Nous devons aussi veiller à ce que les formations dispensées à nos élèves leur permettent d'obtenir des débouchés professionnels.
Voilà nos deux préoccupations majeures, qui ont conduit à la commande de cette étude de l'A.F.P.A. sur l'adaptation des formations au public accueilli et au marché du travail.
A cette occasion, nous avons réaffirmé la pertinence de l'existence des C.F.P. au sein du dispositif parisien de l'aide sociale à l'enfance.
Vous avez indiqué vous-même les taux d'occupation d'activité insuffisants, qui conduisent d'ailleurs à des déséquilibres budgétaires importants. A partir de là, un état des lieux a été formulé, des axes de modernisation des établissements sont posés.
Par conséquent, nous allons nous saisir de ces orientations dans le cadre du nouveau Schéma directeur de la protection de l'enfance que nous examinerons prochainement au Conseil de Paris.
Cela signifie que les C.F.P. de l'aide sociale à l'enfance devront évoluer et s'adapter aux besoins de la population accueillie.
A cet effet, nous avons d'ailleurs constitué des groupes de travail pour définir les orientations futures des C.F.P. Les personnels sont associés à la définition de ces axes d'amélioration. Ils ont été réunis au sein de chaque établissement concerné et seront associés au travail de redéfinition des missions de ces établissements, dont il s'agit d'accroître l'efficacité et le service rendu.

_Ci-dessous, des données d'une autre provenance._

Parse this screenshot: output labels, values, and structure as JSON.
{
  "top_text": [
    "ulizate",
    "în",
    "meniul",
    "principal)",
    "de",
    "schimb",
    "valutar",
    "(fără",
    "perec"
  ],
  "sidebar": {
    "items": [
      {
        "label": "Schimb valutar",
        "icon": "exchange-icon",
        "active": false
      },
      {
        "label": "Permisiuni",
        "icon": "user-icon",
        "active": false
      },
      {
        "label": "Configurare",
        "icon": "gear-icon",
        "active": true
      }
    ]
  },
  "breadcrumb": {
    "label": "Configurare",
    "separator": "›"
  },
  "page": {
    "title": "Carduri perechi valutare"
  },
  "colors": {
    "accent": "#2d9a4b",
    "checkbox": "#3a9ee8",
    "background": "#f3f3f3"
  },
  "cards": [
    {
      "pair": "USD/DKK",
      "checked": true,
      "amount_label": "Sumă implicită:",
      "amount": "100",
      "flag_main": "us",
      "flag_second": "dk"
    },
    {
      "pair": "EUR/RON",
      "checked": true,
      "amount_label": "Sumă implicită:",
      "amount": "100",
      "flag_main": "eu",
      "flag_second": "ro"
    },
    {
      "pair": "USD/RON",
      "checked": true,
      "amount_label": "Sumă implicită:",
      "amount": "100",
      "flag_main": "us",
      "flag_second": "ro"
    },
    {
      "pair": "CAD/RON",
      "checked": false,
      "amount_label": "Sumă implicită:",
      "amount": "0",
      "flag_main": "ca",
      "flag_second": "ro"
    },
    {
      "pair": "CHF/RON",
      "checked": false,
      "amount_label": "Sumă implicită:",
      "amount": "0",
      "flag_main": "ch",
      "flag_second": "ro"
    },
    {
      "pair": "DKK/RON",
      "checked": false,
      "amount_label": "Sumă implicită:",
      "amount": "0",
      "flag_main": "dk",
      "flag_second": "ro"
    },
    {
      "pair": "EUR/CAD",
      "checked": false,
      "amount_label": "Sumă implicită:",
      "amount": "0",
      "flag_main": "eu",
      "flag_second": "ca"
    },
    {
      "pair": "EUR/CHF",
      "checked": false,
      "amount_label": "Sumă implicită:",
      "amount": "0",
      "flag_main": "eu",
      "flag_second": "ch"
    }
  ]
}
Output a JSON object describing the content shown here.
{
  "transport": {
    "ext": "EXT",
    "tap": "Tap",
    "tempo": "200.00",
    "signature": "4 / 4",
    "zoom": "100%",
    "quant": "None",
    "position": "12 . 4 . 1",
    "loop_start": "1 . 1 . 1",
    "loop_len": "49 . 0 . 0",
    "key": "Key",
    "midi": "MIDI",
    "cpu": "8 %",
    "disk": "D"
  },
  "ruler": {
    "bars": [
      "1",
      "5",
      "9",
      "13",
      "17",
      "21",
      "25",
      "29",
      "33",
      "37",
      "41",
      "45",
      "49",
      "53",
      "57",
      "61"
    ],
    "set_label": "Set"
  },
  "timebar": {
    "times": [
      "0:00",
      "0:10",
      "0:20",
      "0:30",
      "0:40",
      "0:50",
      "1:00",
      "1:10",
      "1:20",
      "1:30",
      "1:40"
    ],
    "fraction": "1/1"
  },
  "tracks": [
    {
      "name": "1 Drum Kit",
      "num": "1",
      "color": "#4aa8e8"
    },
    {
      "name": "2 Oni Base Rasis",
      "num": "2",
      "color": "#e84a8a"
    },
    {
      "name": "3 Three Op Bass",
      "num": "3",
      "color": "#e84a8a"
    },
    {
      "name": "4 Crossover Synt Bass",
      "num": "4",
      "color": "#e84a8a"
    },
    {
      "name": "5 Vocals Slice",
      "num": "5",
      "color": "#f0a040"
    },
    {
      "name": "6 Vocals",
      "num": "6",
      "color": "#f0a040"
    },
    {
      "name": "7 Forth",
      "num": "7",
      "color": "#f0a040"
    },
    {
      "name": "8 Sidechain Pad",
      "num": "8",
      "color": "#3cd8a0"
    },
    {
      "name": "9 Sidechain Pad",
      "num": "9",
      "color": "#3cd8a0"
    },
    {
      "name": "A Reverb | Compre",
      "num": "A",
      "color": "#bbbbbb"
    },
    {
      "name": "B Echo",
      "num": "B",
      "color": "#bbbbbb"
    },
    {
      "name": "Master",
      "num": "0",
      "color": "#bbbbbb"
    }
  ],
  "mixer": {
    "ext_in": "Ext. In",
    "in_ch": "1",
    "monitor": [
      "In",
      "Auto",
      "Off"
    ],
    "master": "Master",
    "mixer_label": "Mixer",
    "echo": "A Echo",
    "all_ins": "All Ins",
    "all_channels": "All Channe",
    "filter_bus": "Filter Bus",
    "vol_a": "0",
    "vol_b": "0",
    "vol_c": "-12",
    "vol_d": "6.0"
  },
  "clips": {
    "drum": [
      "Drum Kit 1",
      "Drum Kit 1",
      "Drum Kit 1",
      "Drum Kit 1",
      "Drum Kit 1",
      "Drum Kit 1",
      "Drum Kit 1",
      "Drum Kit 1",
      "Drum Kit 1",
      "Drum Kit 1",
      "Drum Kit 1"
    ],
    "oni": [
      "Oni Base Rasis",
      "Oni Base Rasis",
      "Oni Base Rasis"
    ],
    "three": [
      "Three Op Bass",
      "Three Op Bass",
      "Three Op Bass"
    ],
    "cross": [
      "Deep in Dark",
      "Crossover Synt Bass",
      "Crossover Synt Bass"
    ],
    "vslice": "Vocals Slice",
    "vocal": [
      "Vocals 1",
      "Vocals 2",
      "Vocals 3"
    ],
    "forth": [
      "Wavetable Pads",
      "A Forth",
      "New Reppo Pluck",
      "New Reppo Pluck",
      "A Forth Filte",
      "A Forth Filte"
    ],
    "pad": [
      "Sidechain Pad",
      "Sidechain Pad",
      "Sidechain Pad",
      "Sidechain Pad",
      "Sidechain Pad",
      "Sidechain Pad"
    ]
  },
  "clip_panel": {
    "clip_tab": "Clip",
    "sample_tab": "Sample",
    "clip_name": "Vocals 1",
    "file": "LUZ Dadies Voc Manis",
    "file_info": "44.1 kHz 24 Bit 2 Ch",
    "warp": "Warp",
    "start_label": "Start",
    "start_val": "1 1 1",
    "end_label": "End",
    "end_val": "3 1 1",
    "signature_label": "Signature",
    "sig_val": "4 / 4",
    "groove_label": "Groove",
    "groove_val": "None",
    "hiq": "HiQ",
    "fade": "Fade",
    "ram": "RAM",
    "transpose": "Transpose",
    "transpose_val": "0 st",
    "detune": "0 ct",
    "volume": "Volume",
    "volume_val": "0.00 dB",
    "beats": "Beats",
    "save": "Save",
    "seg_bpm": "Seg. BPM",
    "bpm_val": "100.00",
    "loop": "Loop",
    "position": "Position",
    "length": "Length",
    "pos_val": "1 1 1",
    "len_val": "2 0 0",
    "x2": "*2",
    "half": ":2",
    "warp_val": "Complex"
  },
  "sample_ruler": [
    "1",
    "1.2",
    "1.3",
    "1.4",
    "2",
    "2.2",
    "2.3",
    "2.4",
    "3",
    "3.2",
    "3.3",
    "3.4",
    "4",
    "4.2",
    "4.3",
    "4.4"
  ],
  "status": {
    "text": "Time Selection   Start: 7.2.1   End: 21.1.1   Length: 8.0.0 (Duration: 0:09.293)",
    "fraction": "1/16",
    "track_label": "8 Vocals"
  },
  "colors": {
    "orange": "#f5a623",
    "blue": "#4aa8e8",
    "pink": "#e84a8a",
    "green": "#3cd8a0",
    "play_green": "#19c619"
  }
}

J'ajoute que les organisations syndicales et les membres du personnel ont reçu copie du rapport établi par l'A.F.P.A., cela signifie que nous travaillons dans la transparence. La D.A.S.E.S. et la Sous-Direction des Actions familiales éducatives se sont rendues sur plusieurs sites pour expliquer les enjeux de cette nécessaire modernisation.
Le bureau des établissements départementaux est disponible pour rencontrer les agents et recevoir les organisations syndicales qui le souhaitent. Aucun plan de remaniement ne sera arrêté sans avoir été discuté en comité technique paritaire.
En conclusion, la collectivité parisienne manifeste son attachement à ce dispositif qu'elle s'efforce d'adapter aux besoins des usagers grâce au travail de réflexion entrepris.
Ceci se fera dans le dialogue et la concertation.
Je mets le rapport aux voix, à moins que M. SAUTTER souhaite ajouter quelque chose...
M. Christian SAUTTER, vice-président. - Non. C'est une excellente réponse.
Mme Gisèle STIEVENARD, présidente. - Je mets donc aux voix, à main levée, le projet de délibération ASES 164 G.
Qui est pour ?
Qui est contre ?
Abstentions ?
Le projet de délibération est adopté. (2003, ASES 164 G).